Pre-draft measurables
| Height | Weight | Arm length | Hand span | Wingspan | 40-yard dash | 10-yard split | 20-yard split | 20-yard shuttle | Three-cone drill |
| 5 ft 11+1⁄4 in (1.81 m) | 186 lb (84 kg) | 30 in (0.76 m) | 9 in (0.23 m) | 6 ft 3+3⁄8 in (1.91 m) | 4.45 s | 1.53 s | 2.60 s | 4.45 s | 7.15 s |
All values from NFL Combine/Pro Day

=== 2025 season ===
Mukuba was selected by the Philadelphia Eagles with the 64th overall pick in the second round of the 2025 NFL draft. Mukuba signed his four-year rookie contract worth $7.16 million. Mukuba made his NFL debut in Week 1 against the Dallas Cowboys and recorded four tackles. The following week against the Kansas City Chiefs, Mukuba recorded his first NFL interception when he caught a ball that deflected off of the hands of tight end Travis Kelce, returning it for 41 yards. He also had six tackles, 0.5 sacks, and one pass deflection. In Week 7 against the Minnesota Vikings, Mukuba recorded three total tackles and an interception on former Eagles quarterback Carson Wentz.

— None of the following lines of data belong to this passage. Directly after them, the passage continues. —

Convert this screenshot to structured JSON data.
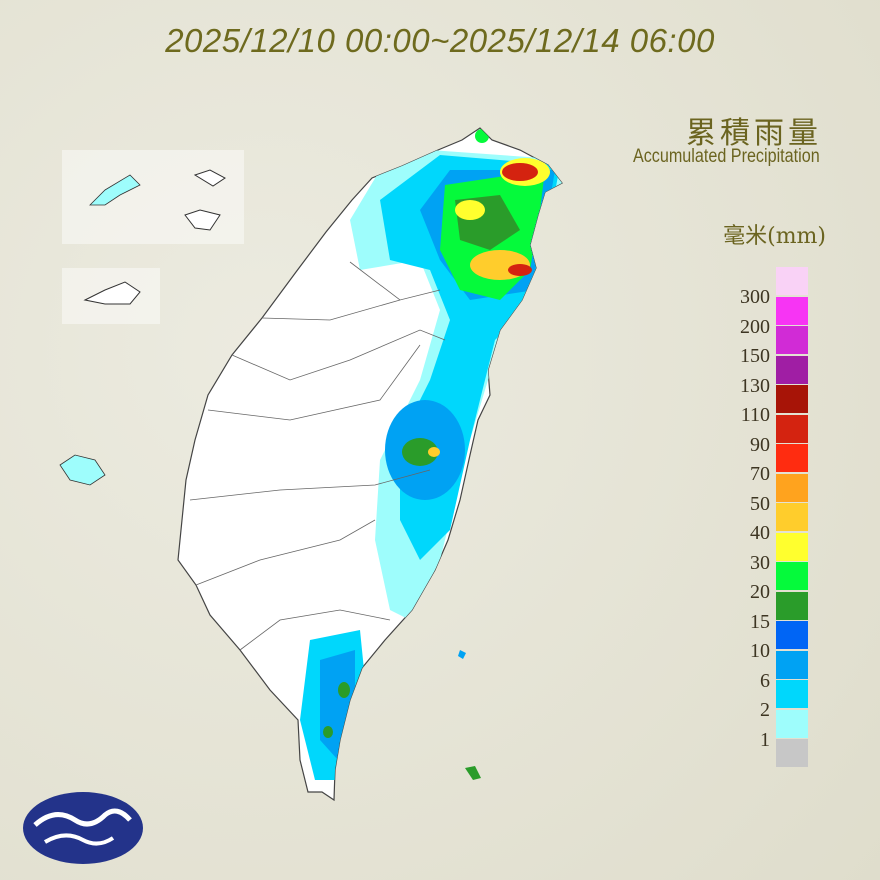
{
  "header": {
    "time_range": "2025/12/10 00:00~2025/12/14 06:00"
  },
  "legend": {
    "title_zh": "累積雨量",
    "title_en": "Accumulated Precipitation",
    "unit": "毫米(mm)",
    "colors": [
      "#f9d2f6",
      "#f734f4",
      "#d12bd6",
      "#a01ea4",
      "#a71407",
      "#d42310",
      "#ff2c10",
      "#ffa31e",
      "#ffcd2c",
      "#ffff2e",
      "#05fa3b",
      "#2a9c2a",
      "#0065f5",
      "#00a2f3",
      "#00d7fc",
      "#9efdfc",
      "#c7c7c7"
    ],
    "labels": [
      "300",
      "200",
      "150",
      "130",
      "110",
      "90",
      "70",
      "50",
      "40",
      "30",
      "20",
      "15",
      "10",
      "6",
      "2",
      "1"
    ]
  },
  "map": {
    "region": "Taiwan",
    "background_color": "#ffffff",
    "border_color": "#555555"
  },
  "logo": {
    "name": "central-weather-administration-logo",
    "color": "#23338a"
  }
}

In Week 12 against Dallas, Mukuba suffered an ankle fracture that would require surgery; he was placed on injured reserve on November 26, 2025. In 11 appearances (10 starts) for Philadelphia, Mukuba recorded two interceptions, three pass deflections, and 46 combined tackles.

==Career statistics==
===NFL===

Legend
| Bold | Career high |

Year: Team; Games; Tackles; Interceptions; Fumbles
GP: GS; Cmb; Solo; Ast; Sck; TFL; PD; Int; Yds; TD; FF; FR; Yds; TD
2025: PHI; 11; 10; 46; 27; 19; 0.5; 2; 3; 2; 41; 0; 0; 0; 0; 0
Career: 11; 10; 46; 27; 19; 0.5; 2; 3; 2; 41; 0; 0; 0; 0; 0

===College===

| Year | Team | GP | Tackles |  |  |  |  | Interceptions |  |  |  |  | Fumbles |  |
| Solo | Ast | Tot | Loss | Sk | Int | Yds | Avg | TD | PD | FF | FR |
| 2021 | Clemson | 13 | 30 | 17 | 47 | 2.0 | 1.0 | 0 | 0 | 0.0 | 0 | 7 | 0 | 1 |
| 2022 | Clemson | 12 | 32 | 22 | 54 | 0.5 | 0.0 | 1 | 0 | 0.0 | 0 | 3 | 0 | 0 |
| 2023 | Clemson | 10 | 28 | 14 | 42 | 2.0 | 0.0 | 0 | 0 | 0.0 | 0 | 6 | 0 | 1 |
| 2024 | Texas | 15 | 41 | 28 | 69 | 4.0 | 0.0 | 5 | 12 | 2.4 | 0 | 7 | 1 | 0 |
| Career |  | 50 | 131 | 81 | 212 | 8.5 | 1.0 | 6 | 12 | 0.6 | 0 | 23 | 2 | 2 |

== Personal life ==
Mukuba has a son, Andrew Mukuba Jr., who was born in September 2023.